Anzi, in realtà non si esce da due di questi: perché sia Mancini che Spalletti hanno ormai stipendi decisamente fuori misura per le casse della FIGC – anche se si potrebbe ribattere proprio che, avendo fin qui guadagnato lautamente, potrebbero accontentarsi di poco pur di avere l’onore di guidare la nazionale. Ma forse più che di onore si tratta di onere, vista la particolare contingenza (la squadra in campo, e soprattutto il clima ostile in cui sarebbero condannati a barcamenarsi). Spalletti, peraltro, è ancora sotto contratto con lo Zenit.
Quindi Conte, con Zaccheroni come piano B. Cominciamo da quest’ultimo: difficile immaginarlo condottiero degli Azzurri. In Giappone (complimenti a lui per il coraggio, peraltro) si è costruito una buona reputazione come CT, ed è stato molto apprezzato dai giocatori per i modi composti e l’organizzazione; ma proprio per questo pare inadatto a un contesto differente, in cui più che l’educazione valgono le urla, e più che le geometrie valgono i rapporti di forza.
Insomma: difficile vederlo pronto ad alzare la voce per fare scudo al gruppo, per esempio. Ergo, rimane solo lui, Antonio Conte. Perché sicuramente è l’italiano più vincente in Italia, in tempi recenti; perché gioca sull’orgoglio e sulla solidità mentale (due qualità che in Brasile ci sono completamente mancate); perché comunque non si può ancora prescindere dal blocco-Juventus; perché ha divorziato dai bianconeri per problemi fuori dal campo, mentre con i giocatori ha un rapporto ottimo; non ultimo, perché in carriera ha già dimostrato di sapersi adattare.
Rapida carrellata, per rinfrescare la memoria: a Bari e a Siena ha impostato un 4-2-4 puntato sulle fasce, con esterni offensivi abili nel tocco, un gioco veloce e aggressivo con una fase di recupero palla più breve possibile; ma alla Juventus, dopo aver saggiato la rosa, in poche settimane ha messo da parte Krasić e Giaccherini virando verso il 4-3-3 (in mezzo, Pirlo, Marchisio e Vidal) e infine giungendo al 3-5-2 (recuperando anche Bonucci dietro).
Sembrerebbe il candidato perfetto. Elastico nell’adattare il gioco alla squadra, non inviso ai senatori, motivatore quanto serve. Ma di sicuro c’è un rovescio: per impostare un lavoro come il suo, ha avuto bisogno di tempo. Cioè di allenamenti quotidiani. Quelli che un incarico da CT non può offrire. Più che la velocità, valgono le sincronie: e queste non si creano dall’oggi al domani.

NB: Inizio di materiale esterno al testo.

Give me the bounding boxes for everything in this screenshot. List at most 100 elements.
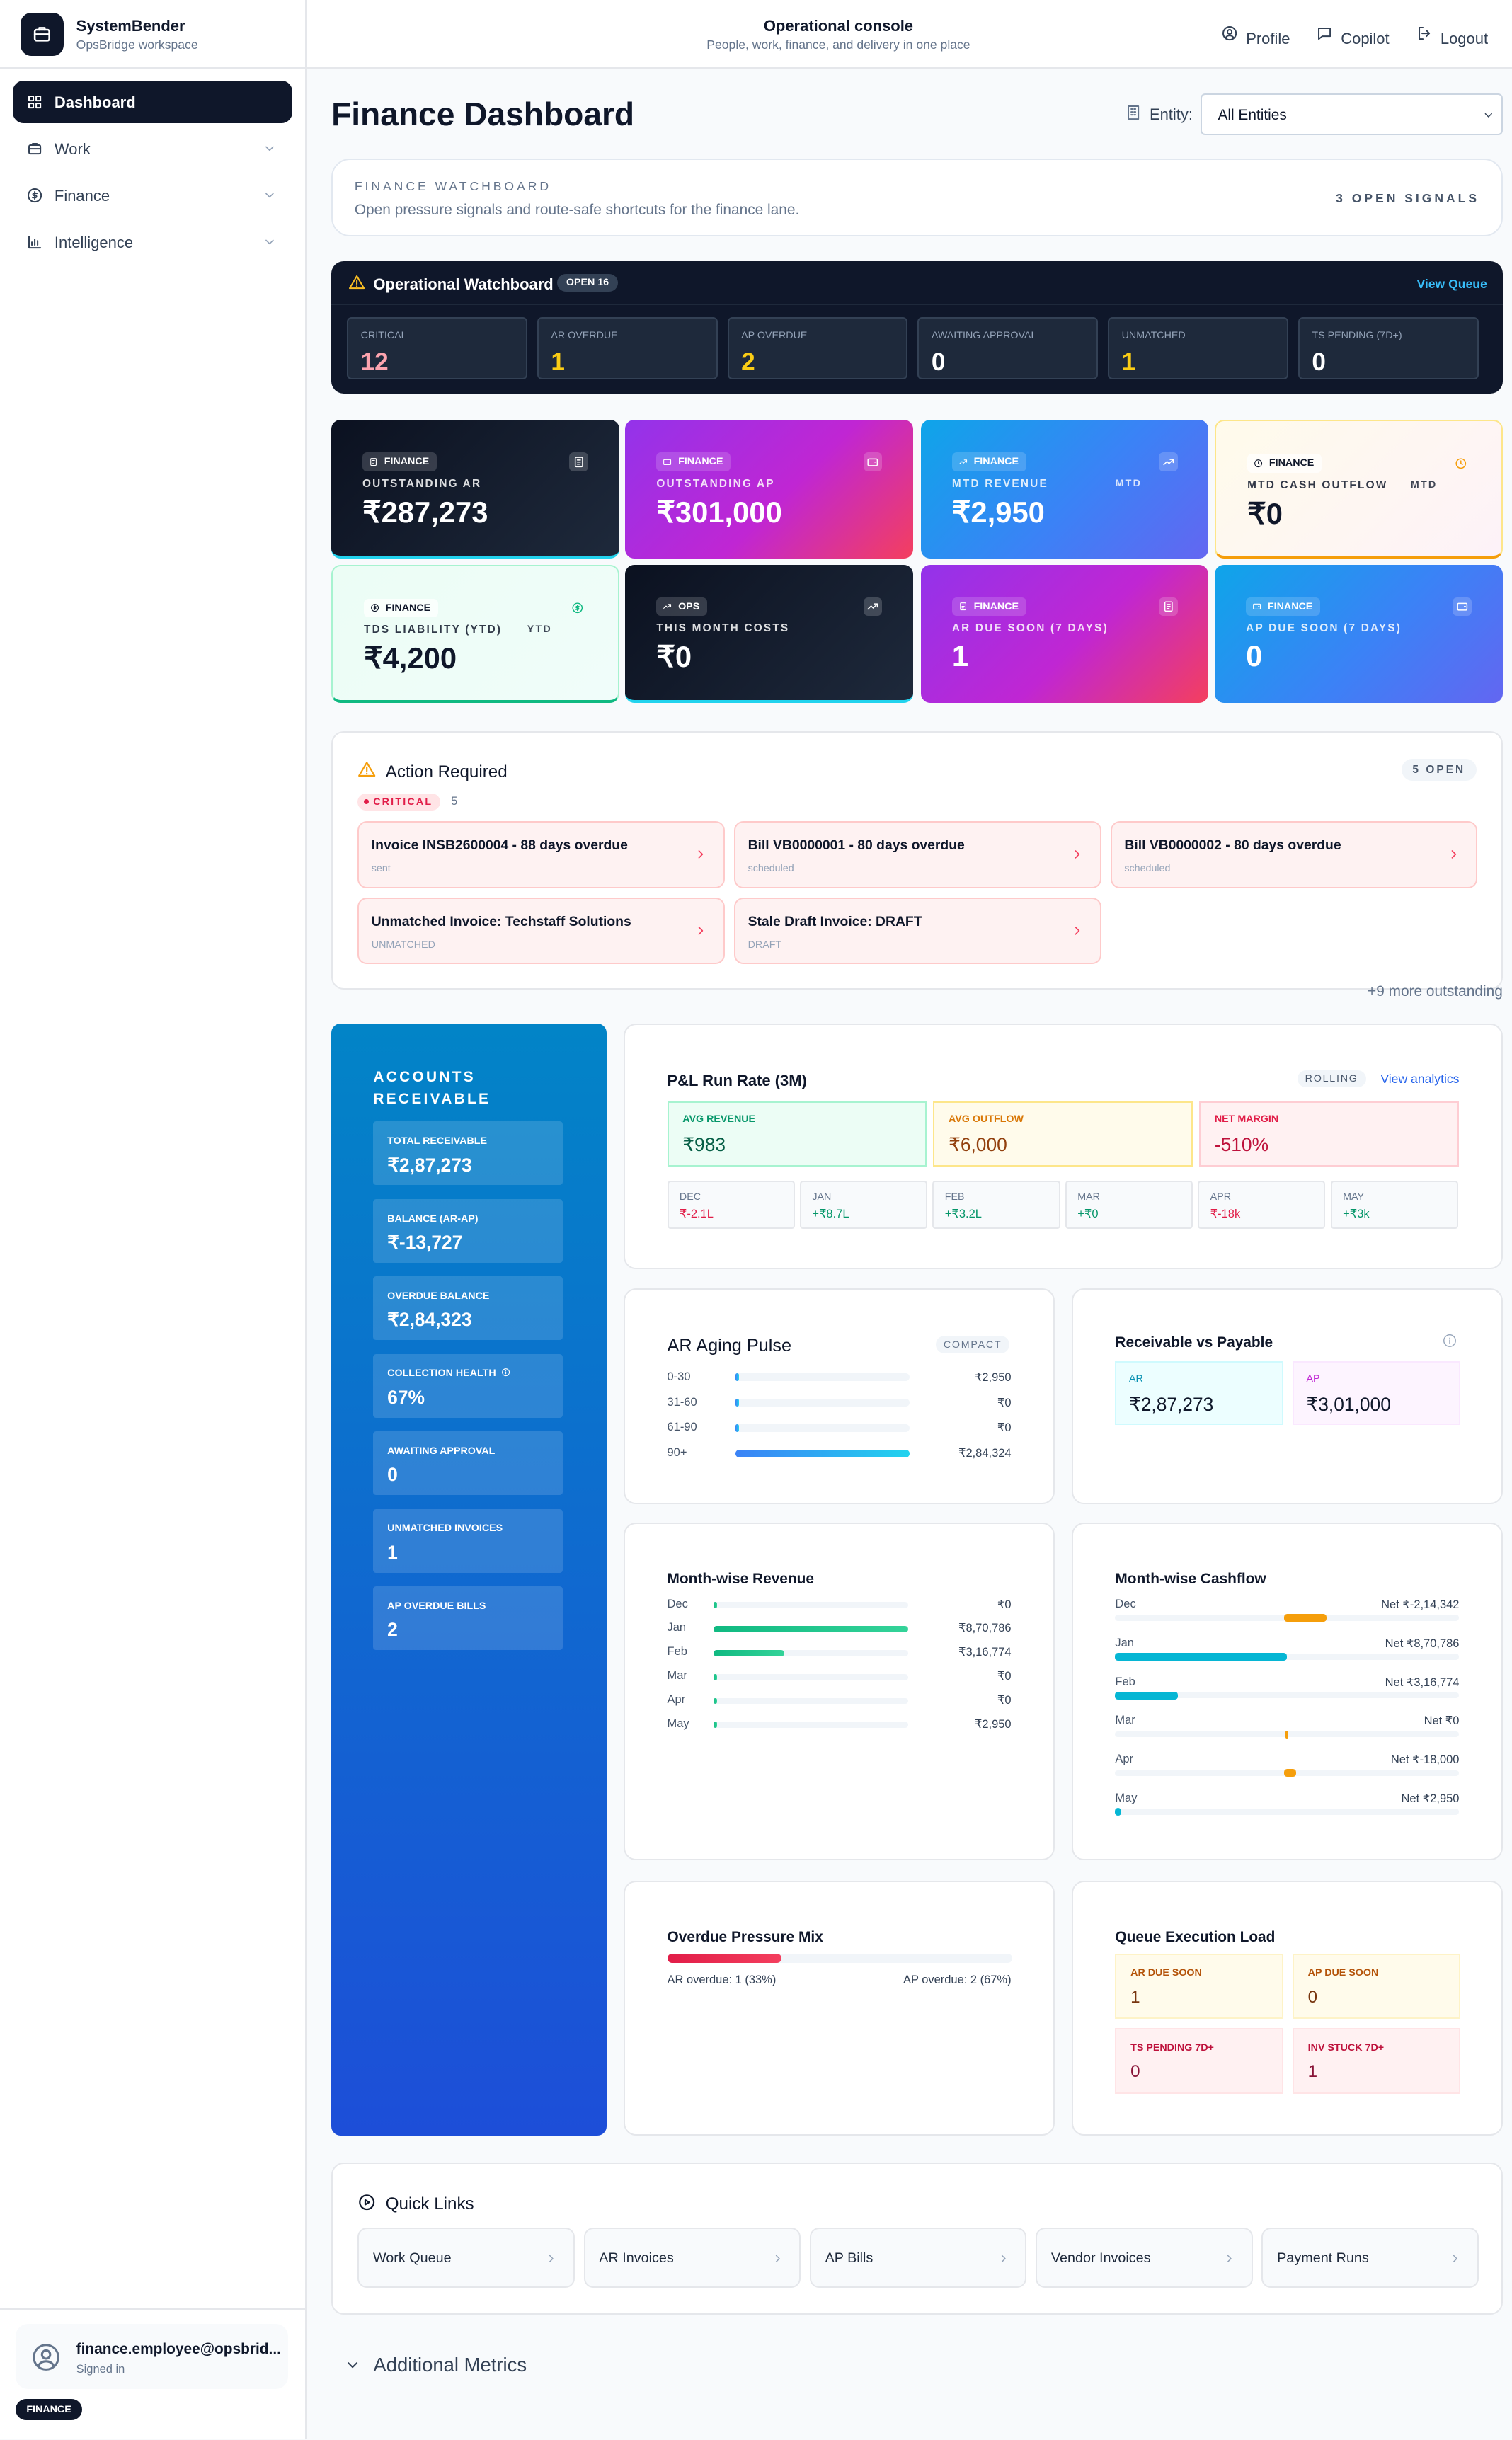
entity-select[interactable]: All Entities [1201,93,1503,136]
more-outstanding[interactable]: +9 more outstanding [1368,983,1503,1000]
icon-shape [1162,459,1174,466]
console-subtitle: People, work, finance, and delivery in o… [706,37,970,52]
month-label: MAR [1077,1191,1100,1203]
icon [1453,2255,1458,2262]
quick-link[interactable]: AR Invoices [583,2227,801,2289]
nav-label: Work [54,139,91,158]
quick-link[interactable]: AP Bills [809,2227,1027,2289]
cashflow-net: Net ₹8,70,786 [1385,1637,1460,1650]
icon [28,142,42,154]
ar-tile: BALANCE (AR-AP) ₹-13,727 [373,1198,563,1263]
role-badge: FINANCE [15,2398,83,2421]
kpi-icon [1453,597,1472,617]
tile-value: 12 [360,348,389,377]
kpi-tag: OPS [656,597,708,617]
action-item[interactable]: Unmatched Invoice: Techstaff Solutions UN… [357,897,725,965]
icon [958,459,967,464]
cashflow-month: Dec [1115,1597,1136,1610]
quick-link[interactable]: Payment Runs [1261,2227,1479,2289]
cashflow-bar [1115,1808,1122,1816]
nav-item[interactable]: Intelligence [13,221,293,263]
action-item[interactable]: Bill VB0000002 - 80 days overdue schedule… [1110,821,1478,888]
bucket-label: 31-60 [667,1395,697,1409]
action-item[interactable]: Invoice INSB2600004 - 88 days overdue sen… [357,821,725,888]
kpi-value: ₹0 [1247,496,1283,530]
action-label: Copilot [1341,29,1390,47]
kpi-value: ₹301,000 [656,495,782,529]
revenue-amount: ₹0 [997,1598,1012,1611]
user-status: Signed in [76,2363,125,2376]
month-value: +₹3k [1343,1207,1370,1220]
ar-tile-label: TOTAL RECEIVABLE [387,1135,487,1147]
user-card[interactable]: finance.employee@opsbrid... Signed in [15,2324,288,2390]
icon [28,188,42,202]
icon [1222,26,1237,41]
bucket-amount: ₹0 [997,1421,1012,1435]
action-title: Action Required [385,762,508,781]
revenue-track [714,1697,909,1705]
nav-item[interactable]: Finance [13,174,293,216]
queue-label: AP DUE SOON [1307,1967,1379,1979]
summary-value: -510% [1214,1133,1269,1155]
action-item[interactable]: Bill VB0000001 - 80 days overdue schedule… [734,821,1101,888]
aging-title: AR Aging Pulse [667,1336,792,1356]
topbar-action[interactable]: Profile [1221,22,1290,47]
console-title: Operational console [763,17,914,35]
kpi-period: MTD [1115,477,1142,489]
nav-label: Intelligence [54,233,134,251]
icon [33,27,50,42]
open-signals: 3 OPEN SIGNALS [1336,191,1480,206]
bucket-amount: ₹2,950 [974,1370,1012,1384]
queue-tile: INV STUCK 7D+ 1 [1292,2028,1461,2094]
topbar-action[interactable]: Copilot [1316,22,1390,47]
revenue-month: Jan [667,1621,687,1634]
icon [1001,2255,1006,2262]
cashflow-title: Month-wise Cashflow [1115,1571,1266,1588]
nav-item[interactable]: Dashboard [12,81,293,123]
ar-tile: TOTAL RECEIVABLE ₹2,87,273 [373,1121,563,1186]
tile-label: AP OVERDUE [741,329,808,341]
revenue-bar [714,1673,717,1680]
quick-link[interactable]: Vendor Invoices [1036,2227,1253,2289]
bucket-bar [735,1373,739,1382]
link-label: AR Invoices [599,2250,674,2267]
operational-watchboard: Operational Watchboard OPEN 16 View Queue C… [331,261,1503,394]
icon [359,2194,375,2211]
tag-label: FINANCE [1267,600,1313,612]
nav-item[interactable]: Work [13,127,293,169]
additional-metrics-toggle[interactable]: Additional Metrics [344,2349,655,2383]
nav-label: Dashboard [54,93,136,111]
rvp-value: ₹2,87,273 [1128,1393,1214,1415]
revenue-amount: ₹0 [997,1670,1012,1683]
item-status: sent [371,863,391,875]
ar-tile-value: 2 [387,1619,398,1641]
revenue-month: May [667,1717,689,1730]
icon [1253,604,1261,610]
icon [698,850,704,859]
icon [572,602,583,614]
watchboard-description: Open pressure signals and route-safe sho… [354,202,800,219]
ar-tile-value: ₹2,87,273 [387,1154,472,1176]
icon-shape [958,459,967,464]
view-analytics-link[interactable]: View analytics [1380,1071,1460,1086]
bucket-amount: ₹2,84,324 [958,1447,1012,1460]
kpi-icon [1159,597,1178,617]
logo [20,12,64,57]
icon-shape [549,2255,554,2262]
pnl-title: P&L Run Rate (3M) [667,1071,807,1089]
month-label: JAN [812,1191,832,1203]
tag-label: FINANCE [678,456,723,468]
bucket-bar [735,1424,739,1432]
topbar-action[interactable]: Logout [1416,22,1488,47]
revenue-amount: ₹0 [997,1693,1012,1707]
icon-shape [32,190,38,200]
action-item[interactable]: Stale Draft Invoice: DRAFT DRAFT [734,897,1101,965]
quick-link[interactable]: Work Queue [357,2227,575,2289]
view-queue-link[interactable]: View Queue [1416,277,1487,292]
icon [1451,850,1456,859]
queue-tile: AR DUE SOON 1 [1115,1953,1283,2020]
icon-shape [35,95,42,101]
queue-label: TS PENDING 7D+ [1130,2041,1214,2054]
open-badge: OPEN 16 [556,273,619,292]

Poi ci sono altri due punti “oscuri”: è un personaggio che divide (per carattere, perché diventato antipatico dopo tre anni di vittorie, perché è stato lambito anche da qualche scandalo); e non potrà fare alcuna campagna acquisti, ma dovrà lavorare con ciò che troverà. Anzi: dovrà essere bravo a gestire tutti, senza ripudiare nessuno. Poche e chiare le sue richieste: un progetto vincente da subito (senza puntare per forza sui giovani), un codice disciplinare rigoroso (codice etico, dove sei?), mano libera sullo staff e su eventuali ritiri durante la stagione (sinergie, sincronie da creare).
Poi, chiaro, in federazione c’è anche da trovare qualche soldo in più: Prandelli prendeva meno di due milioni (di cui una parte per diritti d’immagine), a Conte verrà offerta una cifra simile; ma si può sempre lavorare su iniziative collaterali e premi per far salire il compenso. In tutto ciò, poi, c’è Tavecchio: fresco di elezione, subito una brutta gatta da pelare. Se ce la fa, acquista forza; se ripiega su altri (il pur dignitoso Zac), inizia con un piede già in fallo. È il potere, bellezza.